Researchers at the Massachusetts Institute of Technology (MIT) have developed an AI technique designed to empower robots to manipulate objects using their entire bodies.
Manipulating objects using multiple contact points across various body parts presents an enormous challenge for robots. Humans excel at whole-body manipulation, seamlessly carrying large boxes or holding irregular objects.
However, robots are far less competent in complex manipulation tasks due to the numerous contact points between the objects and different parts of their body.
“Rather than thinking about this as a ‘black-box’ system, if we can leverage the structure of these kinds of robotic systems using models, there is an opportunity to accelerate the whole procedure of trying to make these decisions and come up with contact-rich plans,” said H.J. Terry Suh, an electrical engineering and computer science (EECS) graduate student and co-lead author of the research paper.
At its core, the MIT researchers’ work addresses the computational intensity and complexity of robotic manipulation tasks, specifically those involving contact-rich scenarios. Robots need to consider countless possibilities for making contact with an object when planning a manipulation task, which leads to an intractable number of computations.
Traditionally, reinforcement learning (RL) methods have been deployed to solve this problem, but they require extensive computational resources and time.
The study introduced ‘smoothing’ to tackle this issue. The ‘smoothing’ process streamlines the computational burden by reducing the number of contact events the robot needs to consider. It condenses the myriad of potential contact points into a manageable set of key decisions.

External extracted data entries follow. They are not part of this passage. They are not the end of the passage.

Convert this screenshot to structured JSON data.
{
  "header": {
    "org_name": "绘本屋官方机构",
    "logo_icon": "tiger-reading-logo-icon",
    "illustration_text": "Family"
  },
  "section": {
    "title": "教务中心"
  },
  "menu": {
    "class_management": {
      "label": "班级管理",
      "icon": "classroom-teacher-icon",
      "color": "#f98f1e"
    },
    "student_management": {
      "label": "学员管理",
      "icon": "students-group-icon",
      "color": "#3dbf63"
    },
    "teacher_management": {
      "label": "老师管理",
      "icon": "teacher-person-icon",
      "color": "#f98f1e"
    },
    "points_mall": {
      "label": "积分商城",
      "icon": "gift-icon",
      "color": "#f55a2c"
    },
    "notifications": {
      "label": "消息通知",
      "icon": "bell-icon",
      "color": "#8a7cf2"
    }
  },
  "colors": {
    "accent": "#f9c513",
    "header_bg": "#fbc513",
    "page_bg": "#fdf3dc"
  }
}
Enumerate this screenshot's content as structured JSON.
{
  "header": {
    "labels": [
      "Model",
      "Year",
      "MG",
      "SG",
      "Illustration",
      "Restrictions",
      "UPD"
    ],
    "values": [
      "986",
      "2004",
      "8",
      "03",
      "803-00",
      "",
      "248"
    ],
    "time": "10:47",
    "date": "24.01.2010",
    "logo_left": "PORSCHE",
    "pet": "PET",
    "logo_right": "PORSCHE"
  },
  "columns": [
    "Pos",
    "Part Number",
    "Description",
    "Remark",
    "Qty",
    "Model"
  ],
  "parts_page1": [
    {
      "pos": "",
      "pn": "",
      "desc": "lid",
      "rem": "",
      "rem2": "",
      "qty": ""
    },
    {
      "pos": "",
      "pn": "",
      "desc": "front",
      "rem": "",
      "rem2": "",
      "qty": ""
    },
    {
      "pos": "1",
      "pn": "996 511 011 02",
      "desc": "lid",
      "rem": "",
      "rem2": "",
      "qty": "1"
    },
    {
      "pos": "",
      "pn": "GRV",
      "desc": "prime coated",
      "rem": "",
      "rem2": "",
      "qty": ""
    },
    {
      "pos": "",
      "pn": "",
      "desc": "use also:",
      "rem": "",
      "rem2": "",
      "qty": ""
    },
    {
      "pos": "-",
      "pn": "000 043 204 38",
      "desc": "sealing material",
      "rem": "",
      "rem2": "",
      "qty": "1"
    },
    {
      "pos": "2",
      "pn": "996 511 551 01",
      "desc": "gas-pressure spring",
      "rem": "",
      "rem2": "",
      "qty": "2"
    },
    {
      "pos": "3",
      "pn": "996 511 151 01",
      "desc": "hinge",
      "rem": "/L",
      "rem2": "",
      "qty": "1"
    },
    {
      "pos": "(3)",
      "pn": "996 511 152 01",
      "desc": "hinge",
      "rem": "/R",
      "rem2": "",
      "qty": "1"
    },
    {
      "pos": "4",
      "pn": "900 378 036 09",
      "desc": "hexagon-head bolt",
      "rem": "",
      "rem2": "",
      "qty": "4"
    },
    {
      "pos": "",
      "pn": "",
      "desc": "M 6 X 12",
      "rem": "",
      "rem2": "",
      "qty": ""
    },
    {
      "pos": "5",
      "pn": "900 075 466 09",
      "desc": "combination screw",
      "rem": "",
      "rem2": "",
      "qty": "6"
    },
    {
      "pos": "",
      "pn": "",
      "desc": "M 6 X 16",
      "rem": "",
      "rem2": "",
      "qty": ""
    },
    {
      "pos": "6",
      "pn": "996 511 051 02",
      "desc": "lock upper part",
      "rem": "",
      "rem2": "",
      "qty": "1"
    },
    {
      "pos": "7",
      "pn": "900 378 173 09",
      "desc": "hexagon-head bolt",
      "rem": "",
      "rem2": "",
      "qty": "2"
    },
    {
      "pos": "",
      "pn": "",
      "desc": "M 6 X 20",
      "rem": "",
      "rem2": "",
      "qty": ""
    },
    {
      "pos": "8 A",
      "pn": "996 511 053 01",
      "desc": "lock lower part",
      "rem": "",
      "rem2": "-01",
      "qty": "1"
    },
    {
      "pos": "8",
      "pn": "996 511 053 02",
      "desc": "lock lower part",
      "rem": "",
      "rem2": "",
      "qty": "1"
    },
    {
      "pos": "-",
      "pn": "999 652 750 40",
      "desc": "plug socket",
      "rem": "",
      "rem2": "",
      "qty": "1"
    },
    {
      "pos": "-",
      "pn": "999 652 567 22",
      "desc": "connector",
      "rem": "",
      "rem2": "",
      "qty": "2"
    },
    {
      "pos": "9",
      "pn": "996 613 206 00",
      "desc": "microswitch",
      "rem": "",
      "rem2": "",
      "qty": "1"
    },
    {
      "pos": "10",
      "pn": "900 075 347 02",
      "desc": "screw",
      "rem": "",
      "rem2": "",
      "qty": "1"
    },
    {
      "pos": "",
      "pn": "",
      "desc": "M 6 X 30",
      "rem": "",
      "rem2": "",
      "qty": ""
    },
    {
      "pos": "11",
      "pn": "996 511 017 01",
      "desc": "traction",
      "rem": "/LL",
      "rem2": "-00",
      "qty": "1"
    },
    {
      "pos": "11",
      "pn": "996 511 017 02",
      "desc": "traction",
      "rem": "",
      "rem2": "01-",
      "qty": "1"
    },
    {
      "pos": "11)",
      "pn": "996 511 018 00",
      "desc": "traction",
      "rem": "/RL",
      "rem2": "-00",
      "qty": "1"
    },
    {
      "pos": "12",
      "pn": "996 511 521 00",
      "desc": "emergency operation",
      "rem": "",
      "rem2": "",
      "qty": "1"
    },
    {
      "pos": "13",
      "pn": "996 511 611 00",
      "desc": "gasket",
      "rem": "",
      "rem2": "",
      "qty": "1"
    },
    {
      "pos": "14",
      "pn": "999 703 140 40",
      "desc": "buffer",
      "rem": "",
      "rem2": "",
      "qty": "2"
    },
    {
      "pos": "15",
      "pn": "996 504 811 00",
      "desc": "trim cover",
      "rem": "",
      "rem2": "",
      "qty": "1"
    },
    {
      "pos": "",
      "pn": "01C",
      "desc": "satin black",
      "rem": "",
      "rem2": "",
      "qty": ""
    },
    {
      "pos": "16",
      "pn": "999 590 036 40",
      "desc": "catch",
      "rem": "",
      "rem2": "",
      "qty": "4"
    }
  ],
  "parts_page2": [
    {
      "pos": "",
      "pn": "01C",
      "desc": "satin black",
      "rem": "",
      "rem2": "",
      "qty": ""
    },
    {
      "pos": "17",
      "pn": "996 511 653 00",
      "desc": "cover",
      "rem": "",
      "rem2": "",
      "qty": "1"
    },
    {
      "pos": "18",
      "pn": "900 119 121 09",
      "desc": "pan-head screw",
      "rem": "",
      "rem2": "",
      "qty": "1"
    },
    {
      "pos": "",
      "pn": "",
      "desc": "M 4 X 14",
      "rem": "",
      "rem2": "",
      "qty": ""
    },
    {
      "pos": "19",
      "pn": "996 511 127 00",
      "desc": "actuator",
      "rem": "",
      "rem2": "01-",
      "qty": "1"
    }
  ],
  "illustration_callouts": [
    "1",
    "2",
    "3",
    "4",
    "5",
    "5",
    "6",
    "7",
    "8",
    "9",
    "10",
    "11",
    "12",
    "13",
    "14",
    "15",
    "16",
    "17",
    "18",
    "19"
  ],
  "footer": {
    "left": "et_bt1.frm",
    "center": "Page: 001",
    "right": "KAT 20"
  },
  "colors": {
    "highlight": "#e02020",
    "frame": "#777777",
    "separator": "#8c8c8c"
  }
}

Essentially, many inconsequential actions and contacts that the robot could make are averaged out, leaving only the vital points of interaction that need to be computed.
To implement ‘smoothing,’ the team designed a physics-based model. This model efficiently replicates the kind of ‘averaging out’ of non-critical interactions that occur implicitly in reinforcement learning methods.
The team tested their approach both in simulations and real-world robotic hardware, showing comparable performance to reinforcement learning but at a fraction of the computational cost.
The implications of this research are potentially far-reaching. On the industrial front, the technique could allow for the utilization of smaller, more mobile robots that can perform intricate tasks with greater flexibility.
This could result in both reduced energy consumption and decreased operational costs. Beyond factories, the technology could be a game-changer for space exploration missions, enabling robots to quickly adapt to unpredictable terrains or tasks with minimal computational resources.
Additionally, these computational methods might help researchers construct competent, life-like hands.
“The same ideas that enable whole-body manipulation also work for planning with dexterous, human-like hands,” said Russ Tedrake, senior author and the Toyota Professor of EECS at MIT.
While AI is fueling transformations in the field of robotics, equipping robots with increasingly enhanced skills and understandings, we’re yet to construct anything with biological dexterity.
As AI hardware is shrunk into smaller, energy-efficient chips and researchers find ways of solving computational problems, dextrous, life-like robots are probably not far off.